La commission propose par 24 voix sans opposition et 2 abstentions d’adopter une motion Fehr Hans (08.3510) modifiée en décembre 2009 par le Conseil des Etats et qui veut charger le conseil fédéral d’affecter des effectifs suffisants au Corps des gardes-frontière (Cgfr) afin que ce dernier soit en mesure de garantir des contrôles aussi nombreux que le commande la situation. La motion veut également le charger de veiller à ce que la rétribution des membres du Cgfr, surtout des jeunes, soit concurrentielle. En parallèle, la commission a pris acte d’un rapport adopté le 26 janvier dernier par le Conseil fédéral sur l’administration fédéral des douanes. La CPS-N prend ainsi acte des mesures prises par le Conseil fédéral et souhaite en évaluer l’impact ultérieurement. C’est ainsi qu’elle a renoncé, par 13 voix contre 9 et 3 abstentions, à adopter une nouvelle motion qui aurait eu la teneur initiale de la motion Fehr Hans, à savoir charger le Conseil fédéral d’augmenter de 200 à 300 les effectifs du Cgfr. En revanche, elle souhaite que la Confédération et les cantons procèdent ensemble à clarification des tâches en matière de tâches policières, notamment entre les polices cantonales et le corps des gardes-frontière dans les zones frontières mais aussi sur les aéroports et les aérodromes ainsi que sur les liaisons ferroviaires. Il s’agira notamment d’établir un catalogue des tâches sécuritaires faisant partie, selon l’ordre constitutionnel actuellement en vigueur, du cœur des prestations sécuritaires devant être fournies par les cantons ainsi que des tâches pouvant être déléguées au Cgfr et pour lesquelles un indemnisation pourra être envisagée.

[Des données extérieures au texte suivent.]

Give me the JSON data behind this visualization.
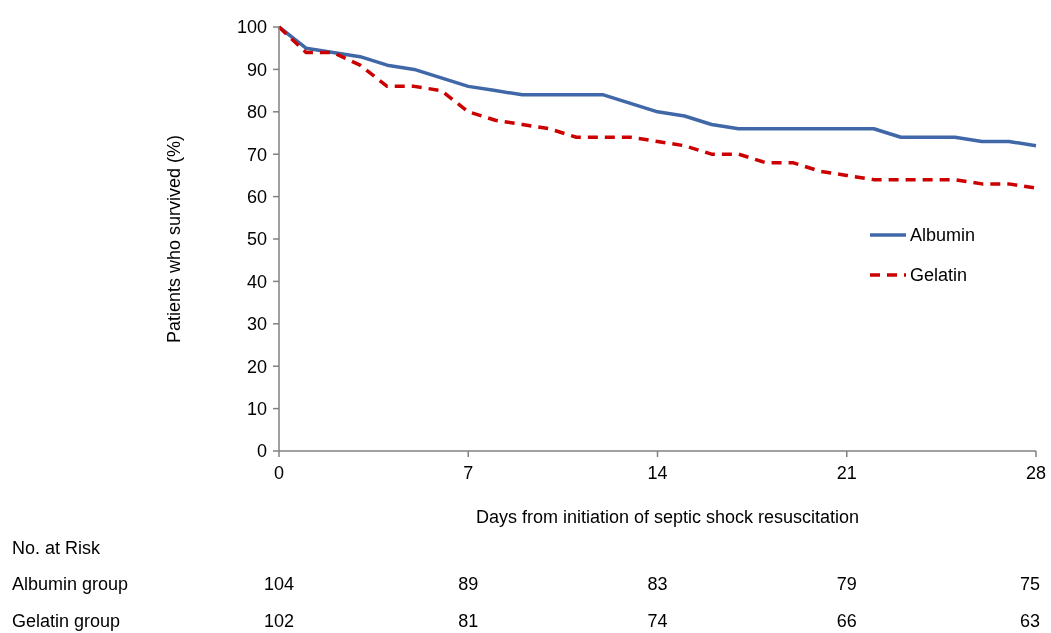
{
  "chart_data": {
    "type": "line",
    "xlabel": "Days from initiation of septic shock resuscitation",
    "ylabel": "Patients who survived (%)",
    "x": [
      0,
      1,
      2,
      3,
      4,
      5,
      6,
      7,
      8,
      9,
      10,
      11,
      12,
      13,
      14,
      15,
      16,
      17,
      18,
      19,
      20,
      21,
      22,
      23,
      24,
      25,
      26,
      27,
      28
    ],
    "series": [
      {
        "name": "Albumin",
        "color": "#4068a8",
        "line_style": "solid",
        "values": [
          100,
          95,
          94,
          93,
          91,
          90,
          88,
          86,
          85,
          84,
          84,
          84,
          84,
          82,
          80,
          79,
          77,
          76,
          76,
          76,
          76,
          76,
          76,
          74,
          74,
          74,
          73,
          73,
          72
        ]
      },
      {
        "name": "Gelatin",
        "color": "#cc0000",
        "line_style": "dashed",
        "values": [
          100,
          94,
          94,
          91,
          86,
          86,
          85,
          80,
          78,
          77,
          76,
          74,
          74,
          74,
          73,
          72,
          70,
          70,
          68,
          68,
          66,
          65,
          64,
          64,
          64,
          64,
          63,
          63,
          62
        ]
      }
    ],
    "xlim": [
      0,
      28
    ],
    "xticks": [
      0,
      7,
      14,
      21,
      28
    ],
    "ylim": [
      0,
      100
    ],
    "yticks": [
      0,
      10,
      20,
      30,
      40,
      50,
      60,
      70,
      80,
      90,
      100
    ],
    "grid": false,
    "legend": "right",
    "marker": "none",
    "annotations": [
      "No. at Risk",
      "Albumin group",
      "104",
      "89",
      "83",
      "79",
      "75",
      "Gelatin group",
      "102",
      "81",
      "74",
      "66",
      "63"
    ]
  }
}
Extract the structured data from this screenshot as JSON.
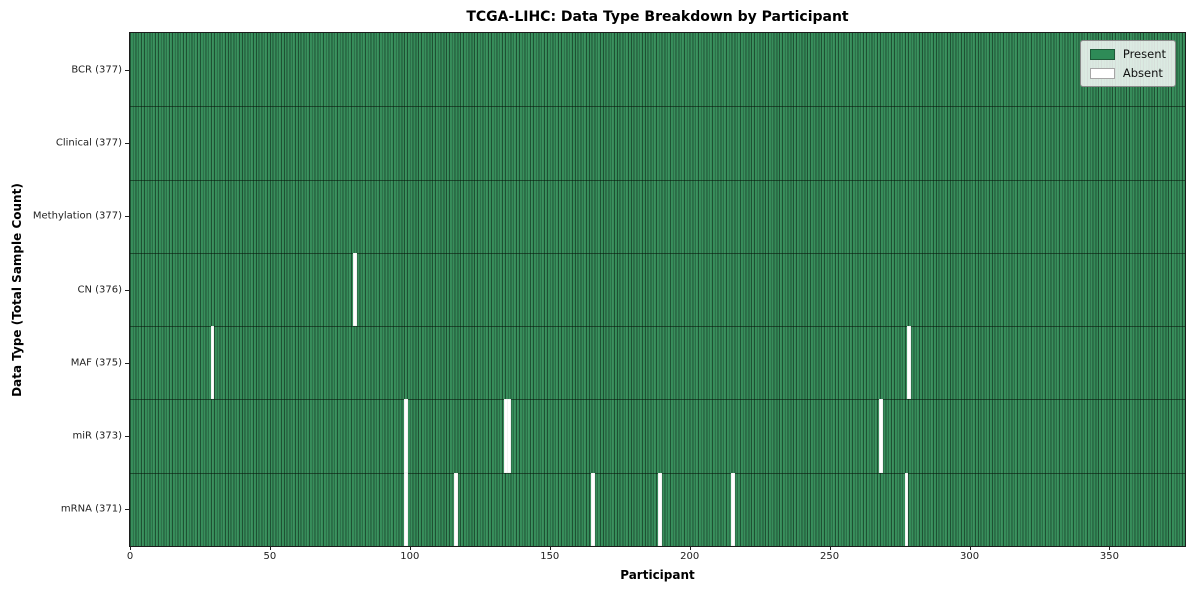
{
  "chart_data": {
    "type": "heatmap",
    "title": "TCGA-LIHC: Data Type Breakdown by Participant",
    "xlabel": "Participant",
    "ylabel": "Data Type (Total Sample Count)",
    "n_participants": 377,
    "xlim": [
      0,
      377
    ],
    "x_ticks": [
      0,
      50,
      100,
      150,
      200,
      250,
      300,
      350
    ],
    "grid": false,
    "legend_position": "upper-right",
    "colors": {
      "present": "#2e8b57",
      "absent": "#ffffff"
    },
    "legend": [
      {
        "label": "Present",
        "color": "#2e8b57"
      },
      {
        "label": "Absent",
        "color": "#ffffff"
      }
    ],
    "rows": [
      {
        "label": "BCR (377)",
        "data_type": "BCR",
        "present_count": 377,
        "absent_count": 0,
        "absent_participants": []
      },
      {
        "label": "Clinical (377)",
        "data_type": "Clinical",
        "present_count": 377,
        "absent_count": 0,
        "absent_participants": []
      },
      {
        "label": "Methylation (377)",
        "data_type": "Methylation",
        "present_count": 377,
        "absent_count": 0,
        "absent_participants": []
      },
      {
        "label": "CN (376)",
        "data_type": "CN",
        "present_count": 376,
        "absent_count": 1,
        "absent_participants": [
          80
        ]
      },
      {
        "label": "MAF (375)",
        "data_type": "MAF",
        "present_count": 375,
        "absent_count": 2,
        "absent_participants": [
          29,
          278
        ]
      },
      {
        "label": "miR (373)",
        "data_type": "miR",
        "present_count": 373,
        "absent_count": 4,
        "absent_participants": [
          98,
          134,
          135,
          268
        ]
      },
      {
        "label": "mRNA (371)",
        "data_type": "mRNA",
        "present_count": 371,
        "absent_count": 6,
        "absent_participants": [
          98,
          116,
          165,
          189,
          215,
          277
        ]
      }
    ]
  }
}
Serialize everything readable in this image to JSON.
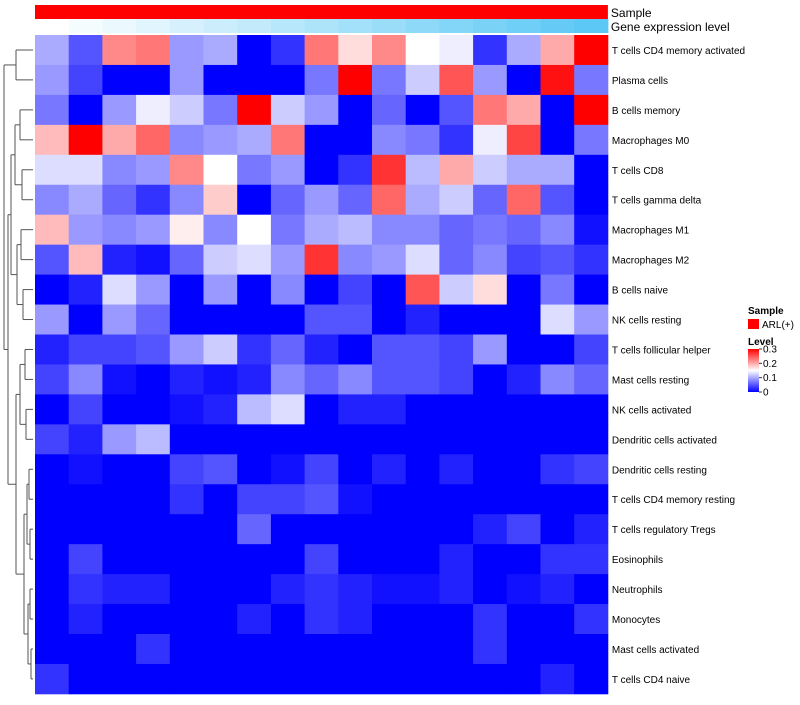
{
  "chart_data": {
    "type": "heatmap",
    "title": "",
    "annotation_tracks": [
      {
        "name": "Sample",
        "label": "Sample",
        "color": "#ff0000"
      },
      {
        "name": "Gene expression level",
        "label": "Gene expression level",
        "gradient": [
          "#ffffff",
          "#5bc8f5"
        ]
      }
    ],
    "rows": [
      "T cells CD4 memory activated",
      "Plasma cells",
      "B cells memory",
      "Macrophages M0",
      "T cells CD8",
      "T cells gamma delta",
      "Macrophages M1",
      "Macrophages M2",
      "B cells naive",
      "NK cells resting",
      "T cells follicular helper",
      "Mast cells resting",
      "NK cells activated",
      "Dendritic cells activated",
      "Dendritic cells resting",
      "T cells CD4 memory resting",
      "T cells regulatory  Tregs",
      "Eosinophils",
      "Neutrophils",
      "Monocytes",
      "Mast cells activated",
      "T cells CD4 naive"
    ],
    "n_columns": 17,
    "values": [
      [
        0.1,
        0.05,
        0.22,
        0.23,
        0.09,
        0.1,
        0.0,
        0.03,
        0.23,
        0.17,
        0.22,
        0.15,
        0.14,
        0.03,
        0.1,
        0.2,
        0.3
      ],
      [
        0.09,
        0.04,
        0.0,
        0.0,
        0.09,
        0.0,
        0.0,
        0.0,
        0.07,
        0.3,
        0.07,
        0.12,
        0.25,
        0.09,
        0.0,
        0.29,
        0.07
      ],
      [
        0.07,
        0.0,
        0.09,
        0.14,
        0.12,
        0.07,
        0.3,
        0.12,
        0.09,
        0.0,
        0.06,
        0.0,
        0.05,
        0.23,
        0.2,
        0.0,
        0.3
      ],
      [
        0.19,
        0.3,
        0.2,
        0.24,
        0.08,
        0.09,
        0.1,
        0.23,
        0.0,
        0.0,
        0.08,
        0.07,
        0.03,
        0.14,
        0.26,
        0.0,
        0.07
      ],
      [
        0.13,
        0.13,
        0.08,
        0.09,
        0.22,
        0.15,
        0.07,
        0.09,
        0.0,
        0.03,
        0.27,
        0.11,
        0.2,
        0.12,
        0.1,
        0.1,
        0.0
      ],
      [
        0.08,
        0.1,
        0.06,
        0.03,
        0.08,
        0.18,
        0.0,
        0.06,
        0.09,
        0.06,
        0.24,
        0.1,
        0.12,
        0.06,
        0.24,
        0.05,
        0.0
      ],
      [
        0.19,
        0.09,
        0.08,
        0.09,
        0.16,
        0.08,
        0.15,
        0.07,
        0.1,
        0.11,
        0.08,
        0.08,
        0.06,
        0.07,
        0.06,
        0.08,
        0.01
      ],
      [
        0.05,
        0.19,
        0.02,
        0.01,
        0.06,
        0.12,
        0.13,
        0.09,
        0.27,
        0.08,
        0.09,
        0.13,
        0.06,
        0.08,
        0.04,
        0.05,
        0.03
      ],
      [
        0.0,
        0.02,
        0.13,
        0.09,
        0.0,
        0.09,
        0.0,
        0.08,
        0.0,
        0.04,
        0.0,
        0.25,
        0.12,
        0.17,
        0.0,
        0.07,
        0.0
      ],
      [
        0.09,
        0.0,
        0.09,
        0.06,
        0.0,
        0.0,
        0.0,
        0.0,
        0.05,
        0.05,
        0.0,
        0.02,
        0.0,
        0.0,
        0.0,
        0.13,
        0.09
      ],
      [
        0.02,
        0.04,
        0.04,
        0.05,
        0.09,
        0.12,
        0.03,
        0.06,
        0.02,
        0.0,
        0.05,
        0.05,
        0.04,
        0.09,
        0.0,
        0.0,
        0.04
      ],
      [
        0.04,
        0.08,
        0.01,
        0.0,
        0.02,
        0.01,
        0.02,
        0.08,
        0.06,
        0.08,
        0.05,
        0.05,
        0.04,
        0.0,
        0.02,
        0.08,
        0.06
      ],
      [
        0.0,
        0.04,
        0.0,
        0.0,
        0.01,
        0.02,
        0.11,
        0.13,
        0.0,
        0.02,
        0.02,
        0.0,
        0.0,
        0.0,
        0.0,
        0.0,
        0.0
      ],
      [
        0.04,
        0.02,
        0.09,
        0.11,
        0.0,
        0.0,
        0.0,
        0.0,
        0.0,
        0.0,
        0.0,
        0.0,
        0.0,
        0.0,
        0.0,
        0.0,
        0.0
      ],
      [
        0.0,
        0.01,
        0.0,
        0.0,
        0.04,
        0.05,
        0.0,
        0.01,
        0.04,
        0.0,
        0.02,
        0.0,
        0.02,
        0.0,
        0.0,
        0.03,
        0.04
      ],
      [
        0.0,
        0.0,
        0.0,
        0.0,
        0.03,
        0.0,
        0.04,
        0.04,
        0.05,
        0.01,
        0.0,
        0.0,
        0.0,
        0.0,
        0.0,
        0.0,
        0.0
      ],
      [
        0.0,
        0.0,
        0.0,
        0.0,
        0.0,
        0.0,
        0.06,
        0.0,
        0.0,
        0.0,
        0.0,
        0.0,
        0.0,
        0.02,
        0.04,
        0.0,
        0.02
      ],
      [
        0.0,
        0.04,
        0.0,
        0.0,
        0.0,
        0.0,
        0.0,
        0.0,
        0.04,
        0.0,
        0.0,
        0.0,
        0.02,
        0.0,
        0.0,
        0.03,
        0.03
      ],
      [
        0.0,
        0.03,
        0.02,
        0.02,
        0.0,
        0.0,
        0.0,
        0.02,
        0.03,
        0.02,
        0.01,
        0.01,
        0.02,
        0.0,
        0.01,
        0.02,
        0.0
      ],
      [
        0.0,
        0.02,
        0.0,
        0.0,
        0.0,
        0.0,
        0.02,
        0.0,
        0.03,
        0.02,
        0.0,
        0.0,
        0.0,
        0.03,
        0.0,
        0.0,
        0.03
      ],
      [
        0.0,
        0.0,
        0.0,
        0.03,
        0.0,
        0.0,
        0.0,
        0.0,
        0.0,
        0.0,
        0.0,
        0.0,
        0.0,
        0.03,
        0.0,
        0.0,
        0.0
      ],
      [
        0.03,
        0.0,
        0.0,
        0.0,
        0.0,
        0.0,
        0.0,
        0.0,
        0.0,
        0.0,
        0.0,
        0.0,
        0.0,
        0.0,
        0.0,
        0.02,
        0.0
      ]
    ],
    "color_scale": {
      "min": 0,
      "max": 0.3,
      "low": "#0000ff",
      "mid": "#ffffff",
      "high": "#ff0000",
      "mid_value": 0.15
    },
    "legend": {
      "sample": {
        "title": "Sample",
        "entries": [
          {
            "label": "ARL(+)",
            "color": "#ff0000"
          }
        ]
      },
      "level": {
        "title": "Level",
        "ticks": [
          {
            "label": "0.3",
            "value": 0.3
          },
          {
            "label": "0.2",
            "value": 0.2
          },
          {
            "label": "0.1",
            "value": 0.1
          },
          {
            "label": "0",
            "value": 0
          }
        ]
      }
    },
    "legend_position": "right",
    "row_dendrogram": "left"
  }
}
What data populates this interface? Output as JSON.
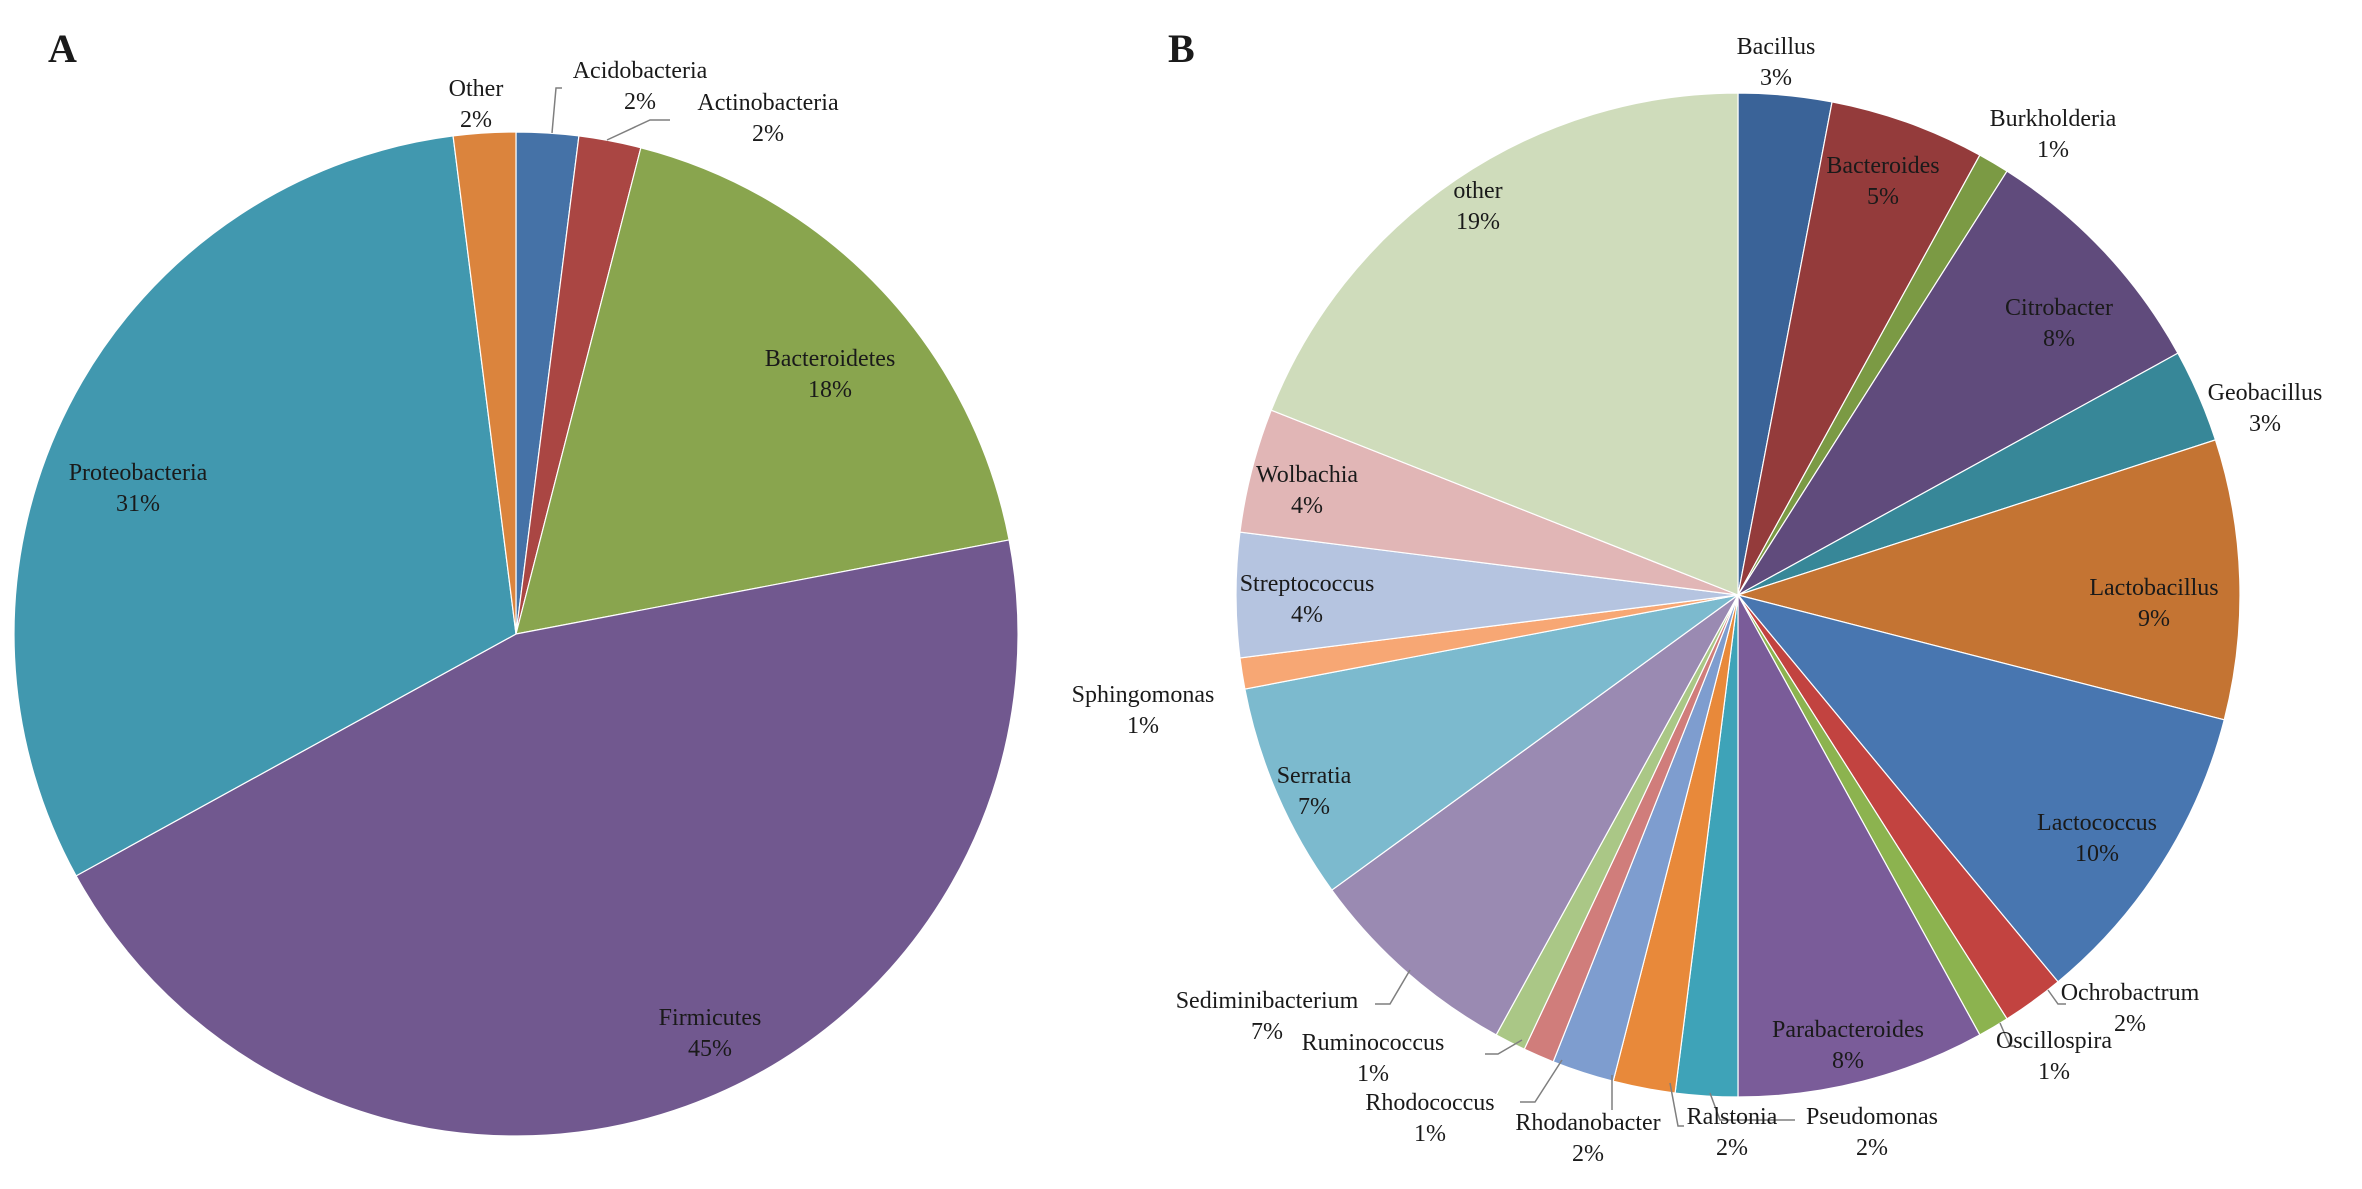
{
  "chart_data": [
    {
      "type": "pie",
      "panel_label": "A",
      "slices": [
        {
          "name": "Acidobacteria",
          "value": 2,
          "label": "2%",
          "color": "#4572a7"
        },
        {
          "name": "Actinobacteria",
          "value": 2,
          "label": "2%",
          "color": "#aa4643"
        },
        {
          "name": "Bacteroidetes",
          "value": 18,
          "label": "18%",
          "color": "#89a54e"
        },
        {
          "name": "Firmicutes",
          "value": 45,
          "label": "45%",
          "color": "#71588f"
        },
        {
          "name": "Proteobacteria",
          "value": 31,
          "label": "31%",
          "color": "#4198af"
        },
        {
          "name": "Other",
          "value": 2,
          "label": "2%",
          "color": "#db843d"
        }
      ]
    },
    {
      "type": "pie",
      "panel_label": "B",
      "slices": [
        {
          "name": "Bacillus",
          "value": 3,
          "label": "3%",
          "color": "#3a6398"
        },
        {
          "name": "Bacteroides",
          "value": 5,
          "label": "5%",
          "color": "#943b3b"
        },
        {
          "name": "Burkholderia",
          "value": 1,
          "label": "1%",
          "color": "#7b9a44"
        },
        {
          "name": "Citrobacter",
          "value": 8,
          "label": "8%",
          "color": "#604b7c"
        },
        {
          "name": "Geobacillus",
          "value": 3,
          "label": "3%",
          "color": "#378798"
        },
        {
          "name": "Lactobacillus",
          "value": 9,
          "label": "9%",
          "color": "#c47433"
        },
        {
          "name": "Lactococcus",
          "value": 10,
          "label": "10%",
          "color": "#4876b0"
        },
        {
          "name": "Ochrobactrum",
          "value": 2,
          "label": "2%",
          "color": "#c24340"
        },
        {
          "name": "Oscillospira",
          "value": 1,
          "label": "1%",
          "color": "#8cb34f"
        },
        {
          "name": "Parabacteroides",
          "value": 8,
          "label": "8%",
          "color": "#7a5c99"
        },
        {
          "name": "Pseudomonas",
          "value": 2,
          "label": "2%",
          "color": "#3ea3b8"
        },
        {
          "name": "Ralstonia",
          "value": 2,
          "label": "2%",
          "color": "#e8893a"
        },
        {
          "name": "Rhodanobacter",
          "value": 2,
          "label": "2%",
          "color": "#7e9dcf"
        },
        {
          "name": "Rhodococcus",
          "value": 1,
          "label": "1%",
          "color": "#d07d7b"
        },
        {
          "name": "Ruminococcus",
          "value": 1,
          "label": "1%",
          "color": "#aac786"
        },
        {
          "name": "Sediminibacterium",
          "value": 7,
          "label": "7%",
          "color": "#9a8ab2"
        },
        {
          "name": "Serratia",
          "value": 7,
          "label": "7%",
          "color": "#7cbace"
        },
        {
          "name": "Sphingomonas",
          "value": 1,
          "label": "1%",
          "color": "#f7a774"
        },
        {
          "name": "Streptococcus",
          "value": 4,
          "label": "4%",
          "color": "#b5c4e0"
        },
        {
          "name": "Wolbachia",
          "value": 4,
          "label": "4%",
          "color": "#e1b6b6"
        },
        {
          "name": "other",
          "value": 19,
          "label": "19%",
          "color": "#cfdcbb"
        }
      ]
    }
  ]
}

Au surplus, la commission a pris acte sans enthousiasme du rapport adopté en décembre dernier par le Conseil fédéral concernant l’évolution du service civil ainsi que du train de mesures prises dans le cadre de la révision de l’ordonnance sur le service civil. Pour les uns, ces mesures prises par le Conseil fédéral ne peuvent constituer qu’un pis-aller et le problème de l’afflux de demandes d’admission ne pourra être résolu que par le biais d’une révision de la loi sur le service civil. Pour les autres, les mesures introduites le 1er février 2011 constituent des chicaneries administratives contre-productives, le problème n’étant pas le nombre d’admission au service civil mais celui des personnes disparaissant par ce qui est communément appelée la voie bleue.
Pour terminer, la commission a été informée par l’ambassadeur Toni Frisch, chef de l’aide humanitaire, des activités du corps suisse d’aide humanitaire (CSA) et plus particulièrement de celles de la chaîne suisse de sauvetage. La commission tient à saluer l’excellent travail qu’accomplit le CSA.
La commission a siégé à Berne les 21 et 22 février 2011, sous la présidence du conseiller national Jakob Büchler (PDC, SG) et, pour partie, en présence de la conseillère fédérale Eveline Widmer-Schlumpf, cheffe du DFF, ainsi que des conseillers fédéraux Ueli Maurer, chef du DDPS et Johann Schneider-Ammann, chef du DFE.